Sueño seguro durante los años preescolares y más allá
Para evitar los riesgos de asfixia infantil durante los años preescolares, los padres deben estar atentos para proteger el espacio de la cama de un niño incluso a medida que crece. 4 Los  niños que se han graduado en una cama para niños grande también deben colocar su cama en el centro de la habitación, si es posible, o al menos a unos pocos pies de una pared. Incluso a esta edad avanzada, existe el riesgo de asfixia si quedan atrapados entre la pared y la cama.

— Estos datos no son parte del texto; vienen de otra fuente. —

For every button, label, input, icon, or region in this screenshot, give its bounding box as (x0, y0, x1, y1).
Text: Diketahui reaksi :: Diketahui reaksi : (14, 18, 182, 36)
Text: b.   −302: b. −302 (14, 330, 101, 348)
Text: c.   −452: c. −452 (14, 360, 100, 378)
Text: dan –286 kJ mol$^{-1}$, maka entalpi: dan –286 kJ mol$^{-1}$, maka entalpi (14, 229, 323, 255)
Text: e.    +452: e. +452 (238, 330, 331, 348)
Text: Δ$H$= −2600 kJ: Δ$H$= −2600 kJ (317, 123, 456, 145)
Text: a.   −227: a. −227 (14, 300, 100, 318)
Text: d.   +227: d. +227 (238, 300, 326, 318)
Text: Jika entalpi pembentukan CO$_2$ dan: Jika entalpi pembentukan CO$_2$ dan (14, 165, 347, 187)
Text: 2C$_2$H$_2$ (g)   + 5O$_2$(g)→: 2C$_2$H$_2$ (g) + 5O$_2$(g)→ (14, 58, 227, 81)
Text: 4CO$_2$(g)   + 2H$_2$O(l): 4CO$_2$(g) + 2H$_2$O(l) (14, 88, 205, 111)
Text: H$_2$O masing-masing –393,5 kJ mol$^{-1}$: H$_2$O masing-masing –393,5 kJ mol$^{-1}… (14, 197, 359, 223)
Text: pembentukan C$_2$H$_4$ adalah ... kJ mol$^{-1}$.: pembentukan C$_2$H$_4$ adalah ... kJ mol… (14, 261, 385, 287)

Mientras tanto, las camas equipadas con protectores laterales pueden ayudar a minimizar el riesgo de caerse de la cama, pero no son una protección absoluta. Y, si la cama de su hijo no viene equipada con rieles, la recomendación general es no comprar rieles laterales portátiles separados y fijarlos a la cama. Si compra rieles, deben fabricarse después de 2013 y usarse solo para niños mayores de 2 años.

Según la Comisión de Seguridad de Productos para el Consumidor, las barandillas laterales portátiles pueden permitir que los niños queden atrapados y asfixiados, especialmente los fabricados antes de 2012, cuando se promulgaron nuevas normas en respuesta al riesgo.

Si su hijo tiende a rodar fuera de la cama, o esto le preocupa, puede colocar la cama más cerca del suelo (incluso colocar el colchón directamente en el suelo) y alejar los muebles duros de la cama.

Los padres también deben tener cuidado de no crear una barrera que impida que el niño se levante de la cama de manera segura. Por ejemplo, las sábanas y la ropa de cama que están bien ajustadas o son muy pesadas crean riesgos adicionales de asfixia para los niños. Si bien su objetivo puede ser mantener a su hijo en la cama toda la noche , debe asegurarse de que en caso de una emergencia, como un incendio o un clima severo, o cuando esté en peligro, como la necesidad de vomitar, que no haya una barrera de seguridad. que podrían causar daño involuntariamente a su hijo.

Si bien los parachoques de la cuna, las hermosas colchas y los lindos peluches son adorables, pueden representar serios riesgos para un bebé que duerme. Asimismo, los cables de los monitores para bebés y las persianas de las ventanas también pueden presentar riesgos. Incluso las barandillas de la cama, que a menudo se anuncian como ayudas para la prevención de lesiones, pueden ser complementos peligrosos para la cama de un niño que duerme. Para prevenir el riesgo de SMSL, asfixia e incluso estrangulamiento, es importante considerar cuidadosamente todo lo que coloca en y alrededor de la cuna o cama de su hijo, asegurándose de que todo sea apropiado para el desarrollo. Al hacerlo, se asegura de haber creado un espacio seguro para dormir para su pequeño.